Just now talking to three friends in Australia. Virtual drinking with Joey, she rants - "why aren't you here?" I say, "It's because I'm here not there." Oo nga naman. Isn't there a principle of physics that states an object can only occupy one space at time? Well. I'm a human being. Which means I am a subject. Isn't it possible that I maintain several subjectivities at a time? Which means, my being can occupy as many spaces as possible. It sucks being stuck in these interstices of time and space. Neither here or there. I feel like a ghost sometimes....haunting and being haunted by those whom I've left behind, those still waiting for me here. I have left and yet I have not arrived. Am I still on the plane waiting to land?
I miss my friends overseas. I miss M who's about to leave for Honduras. I miss G who's planning to take over the world from Madrid. I miss H who's looking to stay in Australia. I miss A who has (thankfully) settled back well in Indonesia. Above all I miss J. You motherfucker you. I still have you on replay. Stop being so smug. I will get over you one of these days. In the meanwhile, please don't tell me about your new conquests. Like your parents, I'd prefer to think you'll be forever innocent 'til you get married.

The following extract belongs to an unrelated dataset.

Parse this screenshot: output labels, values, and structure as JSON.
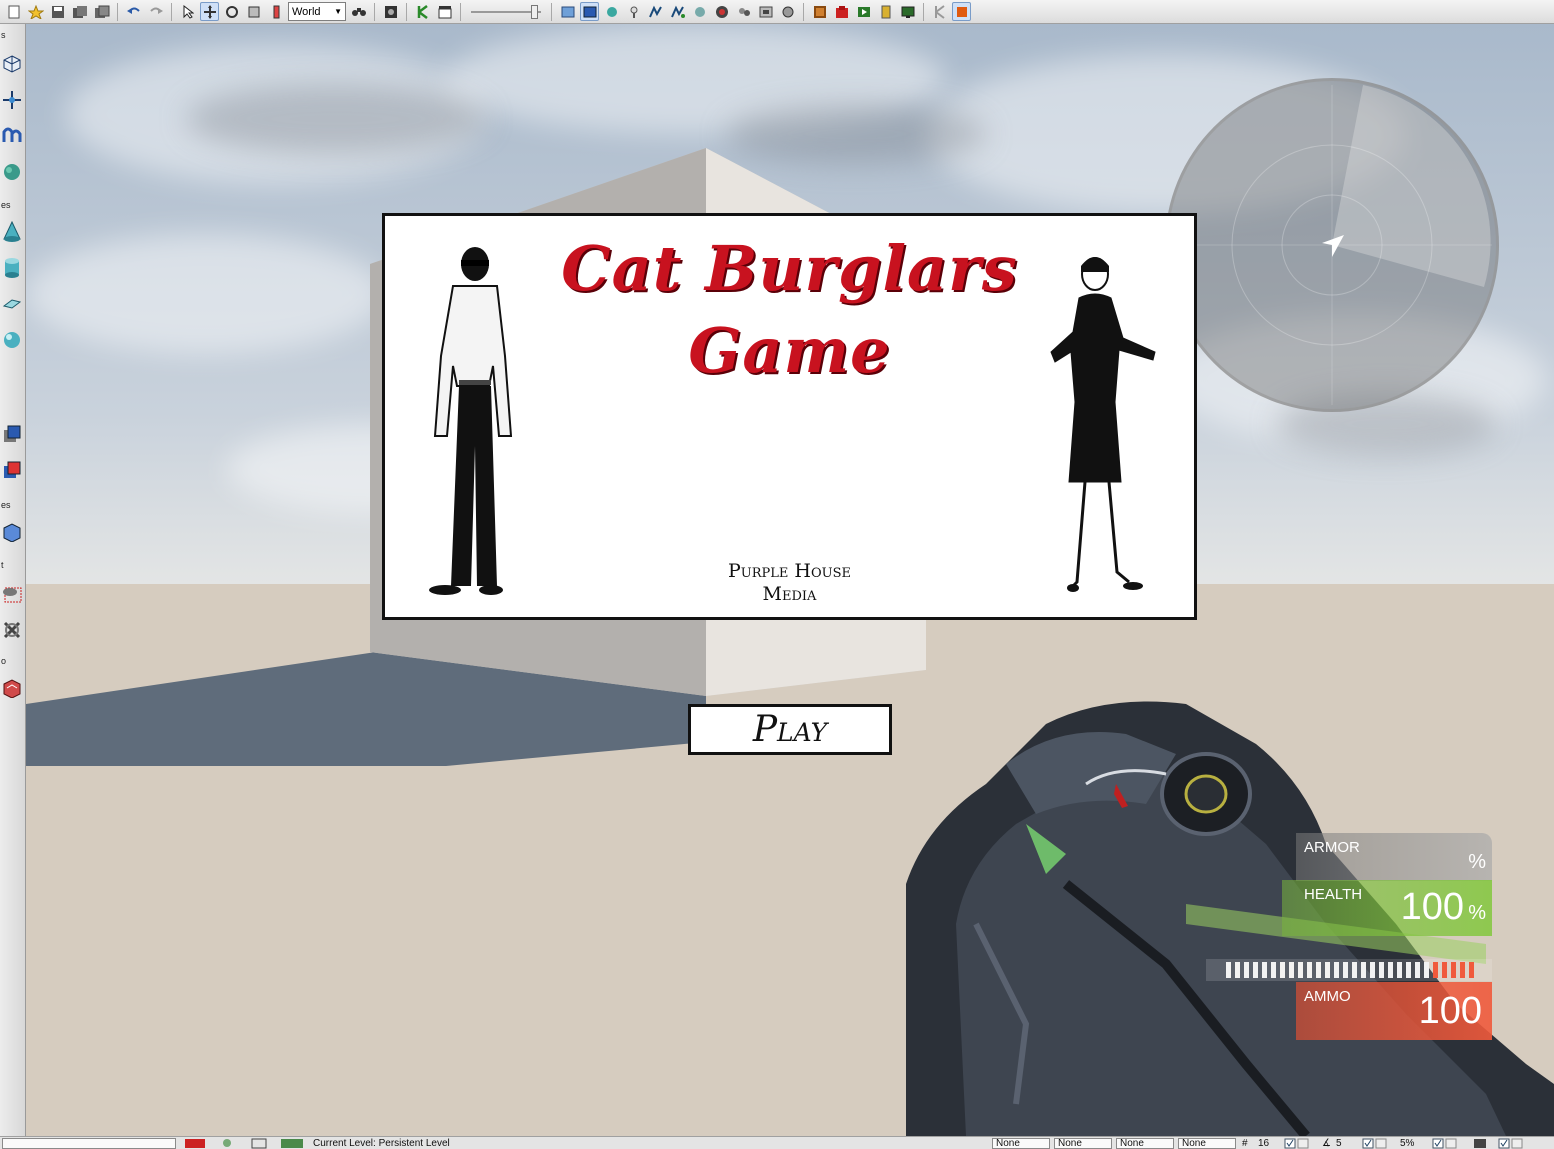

Dammit. L has been back from Valladolid since October. And still she feels as I do. Haunted by what she has left behind. Is this truly the postmodern condition? One thing to read about it. One thing to live it. Fragmented beings in fragmented spaces. So many of us scattered all over different time zones. Making money in one....investing in another. Making a living in one....saving up in another. Existing in one....dreaming in another. An object can only occupy one space at a time. An apple. A lamp. A chair. But humans? Are we turtles carrying with us all that we are, all that we do, all that we need and all of our lives on our backs?
Forgive the drunken rant. The plane will land soon.